Representatives of Easter Island’s indigenous Rapa Nui community met with officials from the British Museum this week to make an impassioned plea for the return of Hoa Hakananai’a, a sculpted basalt head removed from the island in 1868. The visit represents the culmination of a renewed recovery campaign sparked by Easter Island mayor Pedro Edmunds’ August appeal to the museum—and, as Naomi Rea reports for artnet News, marks the first time the London institution has agreed to enter discussions regarding the famed sculpture.
The imposing head’s fate remains unclear: Museum officials accepted an invitation to visit Easter Island and continue talks there, but a spokesperson emphasized the possibility of a loan rather than outright repatriation, telling the Times’ Tom Whipple that “the museum is one of the world’s leading lenders and the trustees will always consider loan requests subject to usual conditions.”
For the Rapa Nui, the statue’s 150-year absence is a visceral personal loss. As John Bartlett explains for the Guardian, the islanders believe the sculpture and its 900 or so extant compatriots, collectively known as Moai, are living incarnations of deceased relatives.

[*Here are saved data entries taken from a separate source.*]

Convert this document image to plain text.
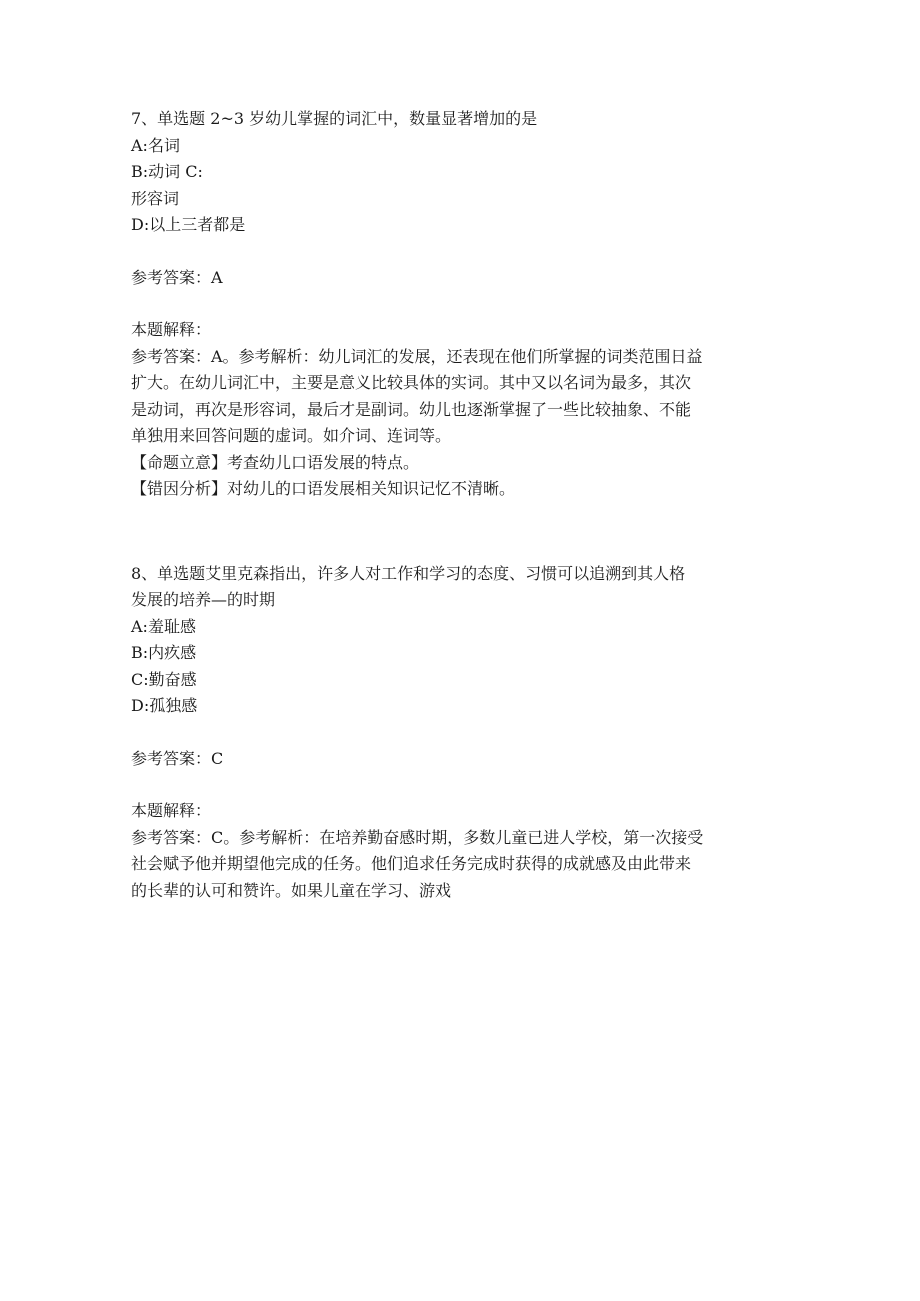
7、单选题 2~3 岁幼儿掌握的词汇中，数量显著增加的是
A:名词
B:动词 C:
形容词
D:以上三者都是
参考答案：A
本题解释：
参考答案：A。参考解析：幼儿词汇的发展，还表现在他们所掌握的词类范围日益
扩大。在幼儿词汇中，主要是意义比较具体的实词。其中又以名词为最多，其次
是动词，再次是形容词，最后才是副词。幼儿也逐渐掌握了一些比较抽象、不能
单独用来回答问题的虚词。如介词、连词等。
【命题立意】考查幼儿口语发展的特点。
【错因分析】对幼儿的口语发展相关知识记忆不清晰。
8、单选题艾里克森指出，许多人对工作和学习的态度、习惯可以追溯到其人格
发展的培养—的时期
A:羞耻感
B:内疚感
C:勤奋感
D:孤独感
参考答案：C
本题解释：
参考答案：C。参考解析：在培养勤奋感时期，多数儿童已进人学校，第一次接受
社会赋予他并期望他完成的任务。他们追求任务完成时获得的成就感及由此带来
的长辈的认可和赞许。如果儿童在学习、游戏
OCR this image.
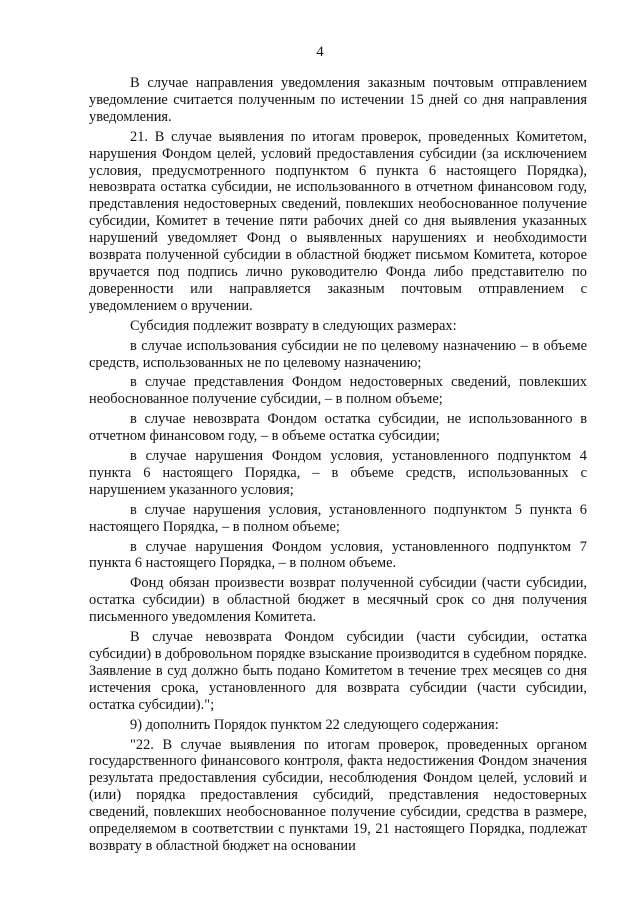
4

В случае направления уведомления заказным почтовым отправлением уведомление считается полученным по истечении 15 дней со дня направления уведомления.

21. В случае выявления по итогам проверок, проведенных Комитетом, нарушения Фондом целей, условий предоставления субсидии (за исключением условия, предусмотренного подпунктом 6 пункта 6 настоящего Порядка), невозврата остатка субсидии, не использованного в отчетном финансовом году, представления недостоверных сведений, повлекших необоснованное получение субсидии, Комитет в течение пяти рабочих дней со дня выявления указанных нарушений уведомляет Фонд о выявленных нарушениях и необходимости возврата полученной субсидии в областной бюджет письмом Комитета, которое вручается под подпись лично руководителю Фонда либо представителю по доверенности или направляется заказным почтовым отправлением с уведомлением о вручении.

Субсидия подлежит возврату в следующих размерах:

в случае использования субсидии не по целевому назначению – в объеме средств, использованных не по целевому назначению;

в случае представления Фондом недостоверных сведений, повлекших необоснованное получение субсидии, – в полном объеме;

в случае невозврата Фондом остатка субсидии, не использованного в отчетном финансовом году, – в объеме остатка субсидии;

в случае нарушения Фондом условия, установленного подпунктом 4 пункта 6 настоящего Порядка, – в объеме средств, использованных с нарушением указанного условия;

в случае нарушения условия, установленного подпунктом 5 пункта 6 настоящего Порядка, – в полном объеме;

в случае нарушения Фондом условия, установленного подпунктом 7 пункта 6 настоящего Порядка, – в полном объеме.

Фонд обязан произвести возврат полученной субсидии (части субсидии, остатка субсидии) в областной бюджет в месячный срок со дня получения письменного уведомления Комитета.

В случае невозврата Фондом субсидии (части субсидии, остатка субсидии) в добровольном порядке взыскание производится в судебном порядке. Заявление в суд должно быть подано Комитетом в течение трех месяцев со дня истечения срока, установленного для возврата субсидии (части субсидии, остатка субсидии).";

9) дополнить Порядок пунктом 22 следующего содержания:

"22. В случае выявления по итогам проверок, проведенных органом государственного финансового контроля, факта недостижения Фондом значения результата предоставления субсидии, несоблюдения Фондом целей, условий и (или) порядка предоставления субсидий, представления недостоверных сведений, повлекших необоснованное получение субсидии, средства в размере, определяемом в соответствии с пунктами 19, 21 настоящего Порядка, подлежат возврату в областной бюджет на основании
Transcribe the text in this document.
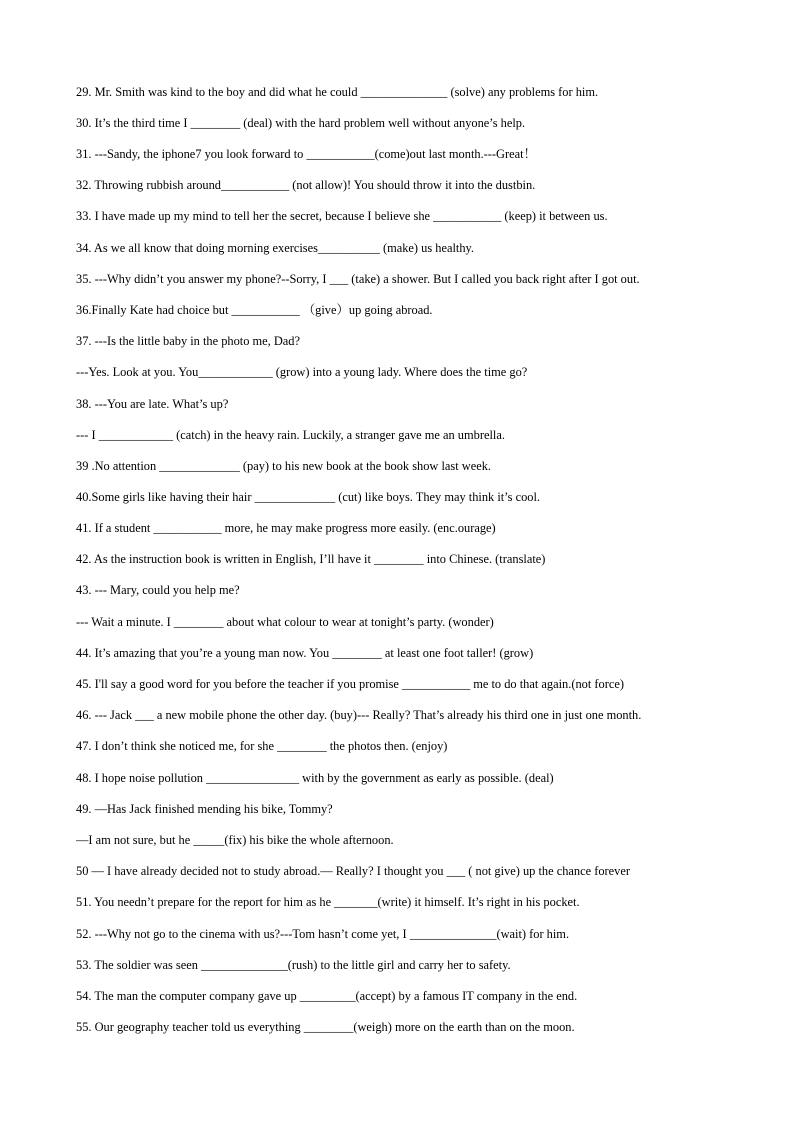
29. Mr. Smith was kind to the boy and did what he could ______________ (solve) any problems for him.
30. It’s the third time I ________ (deal) with the hard problem well without anyone’s help.
31. ---Sandy, the iphone7 you look forward to ___________(come)out last month.---Great！
32. Throwing rubbish around___________ (not allow)! You should throw it into the dustbin.
33. I have made up my mind to tell her the secret, because I believe she ___________ (keep) it between us.
34. As we all know that doing morning exercises__________ (make) us healthy.
35. ---Why didn’t you answer my phone?--Sorry, I ___ (take) a shower. But I called you back right after I got out.
36.Finally Kate had choice but ___________ （give）up going abroad.
37. ---Is the little baby in the photo me, Dad?
---Yes. Look at you. You____________ (grow) into a young lady. Where does the time go?
38. ---You are late. What’s up?
--- I ____________ (catch) in the heavy rain. Luckily, a stranger gave me an umbrella.
39 .No attention _____________ (pay) to his new book at the book show last week.
40.Some girls like having their hair _____________ (cut) like boys. They may think it’s cool.
41. If a student ___________ more, he may make progress more easily. (enc.ourage)
42. As the instruction book is written in English, I’ll have it ________ into Chinese. (translate)
43. --- Mary, could you help me?
--- Wait a minute. I ________ about what colour to wear at tonight’s party. (wonder)
44. It’s amazing that you’re a young man now. You ________ at least one foot taller! (grow)
45. I'll say a good word for you before the teacher if you promise ___________ me to do that again.(not force)
46. --- Jack ___ a new mobile phone the other day. (buy)--- Really? That’s already his third one in just one month.
47. I don’t think she noticed me, for she ________ the photos then. (enjoy)
48. I hope noise pollution _______________ with by the government as early as possible. (deal)
49. —Has Jack finished mending his bike, Tommy?
—I am not sure, but he _____(fix) his bike the whole afternoon.
50 — I have already decided not to study abroad.— Really? I thought you ___ ( not give) up the chance forever
51. You needn’t prepare for the report for him as he _______(write) it himself. It’s right in his pocket.
52. ---Why not go to the cinema with us?---Tom hasn’t come yet, I ______________(wait) for him.
53. The soldier was seen ______________(rush) to the little girl and carry her to safety.
54. The man the computer company gave up _________(accept) by a famous IT company in the end.
55. Our geography teacher told us everything ________(weigh) more on the earth than on the moon.
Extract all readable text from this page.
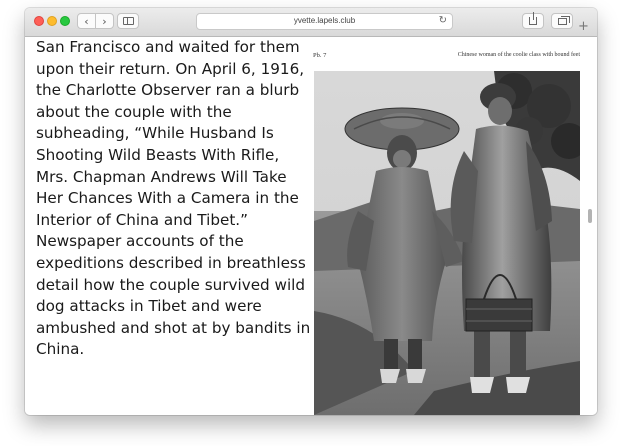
‹ ›	yvette.lapels.club	↻	+

San Francisco and waited for them upon their return. On April 6, 1916, the Charlotte Observer ran a blurb about the couple with the subheading, “While Husband Is Shooting Wild Beasts With Rifle, Mrs. Chapman Andrews Will Take Her Chances With a Camera in the Interior of China and Tibet.” Newspaper accounts of the expeditions described in breathless detail how the couple survived wild dog attacks in Tibet and were ambushed and shot at by bandits in China.

Pb. 7	Chinese woman of the coolie class with bound feet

“We want the museum to understand that the Moai are our family, not just rocks,” Anakena Manutomatoma, a member of the island’s development commission, tells Bartlett.
Hoa Hakananai’a dates to roughly 1200 A.D. and is one of around 900 Moai carved by Easter Islanders between 1100 and 1600 A.D. The sculpture’s name, which translates to “lost or stolen friend,” offers an apt summary of its tangled provenance: Richard Powell, captain of the British Royal Navy frigate H.M.S. Topaze, spotted the statue on a clifftop while exploring the area back in 1868. Hoping to win the favor of his queen, Powell took both Hoa Hakananai’a and a smaller statue known as Hava back to England. The following year, Queen Victoria donated both sculptures to the British Museum.
The Rapa Nui’s latest repatriation effort has at least one powerful backer: the government of Chile, as represented during the London visit by National Assets Minister Felipe Ward. Chile annexed Easter Island, situated some 2,480 miles west of its capital city of Santiago, back in 1888 and made it a special territory in 2007. Under Chilean law, the Moai are deemed an “integral part of the land” rather than artifacts. Since last year, however, the indigenous group has regained control of its ancestral heritage when Chile’s then-president Michelle Bachelet returned the Moai and ancestral archaeological sites on the island to the Rapa Nui community in late November 2017. (They had been controlled by the Chilean National Forest Corporation since 1972.)
Chilean lawyer Paz Zarate tells the Times’ Whipple that the four-ton statue is one of the island’s most significant. Not only is it one of the few surviving constructed of basalt (the majority are made of soft volcanic tuff), but it is also unusually well-preserved. Carvings associated with the Tangata Manu, or “bird man” cult, adorn the sculpture’s back.
According to a separate BBC News article written by John Bartlett, Rapa Nui sculptor Benedicto Tuki has offered to create an exact replica of Hoa Hakananai’a in hopes of facilitating the real monolith’s return.
“Perhaps in the past we did not attach so much importance to Hoa Hakananai'a and his brothers,” Tuki says, “but nowadays people on the island are starting to realise just how much of our heritage there is around the world and starting to ask why our ancestors are in foreign museums."
For now, Hoa Hakananai'a will remain on view in the British Museum’s Wellcome Trust Gallery. But with a second discussion and trip to Easter Island in the works, the Rapa Nui remain hopeful. In the meantime, Tuki tells Bartlett, he and his peers will work toward the eventual goal of securing the return of all lost Moai—including those currently held on the Chilean mainland.
“We are just a body,” Easter Island governor Tarita Alarcón Rapu told press during the delegation’s London visit. “You, the British people, have our soul.”